There is much more to the market — and Wanhua — than this, however. It is an often poor but safe place, colorful and flavorful. A meal taken at a small, streetside table with spoon and chopsticks while night-time shoppers stroll by may be your most memorable meal in Taipei.
Lodging
The Grand Hotel
This big 1950s-era city icon has ornate, traditional Chinese décor in an eye-catching hillside setting. 1 Chung Shan N. Road, Section 4, tel 886 2 2886 8888, $$
Shangri-La Far Eastern Plaza Hotel
Modern international hotel with soothing spa, five polished restaurants in a good central business location. 201 Tun Hwa S. Road, Section 2, tel 886 2 2378 8888, $$$
Villa 32
Splendid Japanese-influenced hot-springs inn with expansive garden and sumptuous suites. 32 Zhongshan Road, Beitou District, tel 886 2 6611 8888, $$$$
Dining
Din Tai Fung
Very popular restaurant in the oldest part of town, with an easy mix of locals and travelers, features succulent steamed dumplings. 194 Xinyi Road, Wanhua District, tel 886 2 2321 8928, $$
Isuki
Contemporary Japanese fare in stylish setting inside modern downtown business hotel. 201 Tun Hwa S. Road, Section 2, tel 886 2 2378 8888, $$$
Silks Palace
In the National Palace Museum, this gorgeous 5-story restaurant with a glass façade highlights traditional Chinese dishes such as boneless Yonyi goose. 221 Chishan Road, Section 2, Shilin District, tel 886 2 2882 9393, $$$
Checking in with Lin-Chuan Hsiao
Deputy Director of the Taiwan Tourism Bureau, San Francisco
What is hot in Taipei right now?
For the general public, the hottest topic definitely is the skyrocketing price of housing. For government and businessmen, it’s the ECFA agreement with China.
The “Korean Wave” is really everywhere. Youngsters, especially girls, are crazy about Korean pop music. The dances are copied and danced all over the island by everyone from kids to seniors.
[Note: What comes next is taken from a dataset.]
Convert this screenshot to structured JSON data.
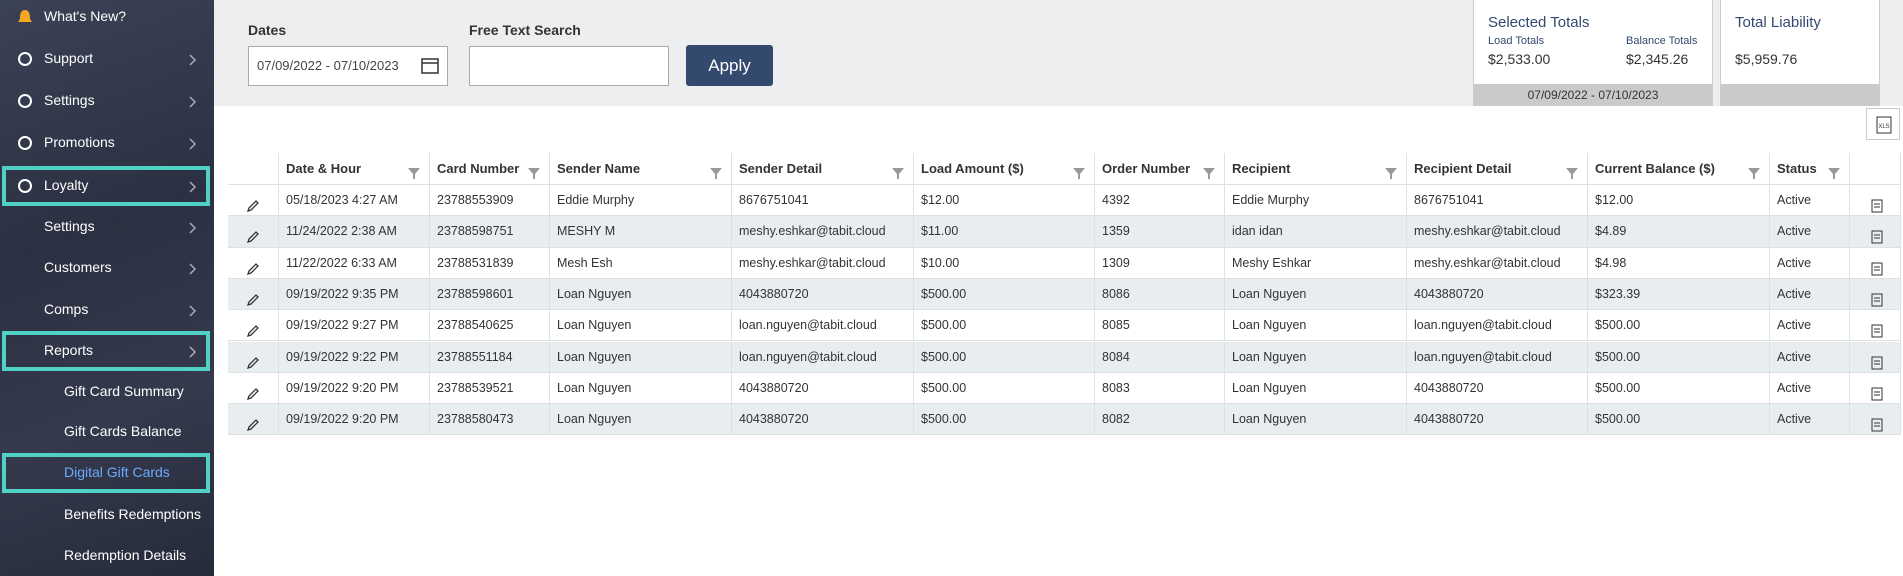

Korean cosmetics sell well in department stores. Some girls even fly to Korea for plastic surgery during summer vacation.
How has the global economic slowdown affected Taipei?
The only impression most Taiwanese got was unpaid leave. It happened last year — spread out from the semi-conductor industry — and is almost gone. Now, nothing negative can be observed.
What is the impact of the increasing number of mainland Chinese tourists visiting Taiwan?
They are expected to reach 1 million and become our No. 1 tourist source this year, surpassing Japan. Last year, Chinese tourists contributed NT 9.8 billion to Taiwan’s economy; this year, the number is expected to reach 12.3 billion. They crowd the National Palace Museum, clean (out) the souvenir stores, dominate Taipei 101 and occupy the Chiang Kai-shek Memorial Hall — not to mention the hotel lobbies around the city.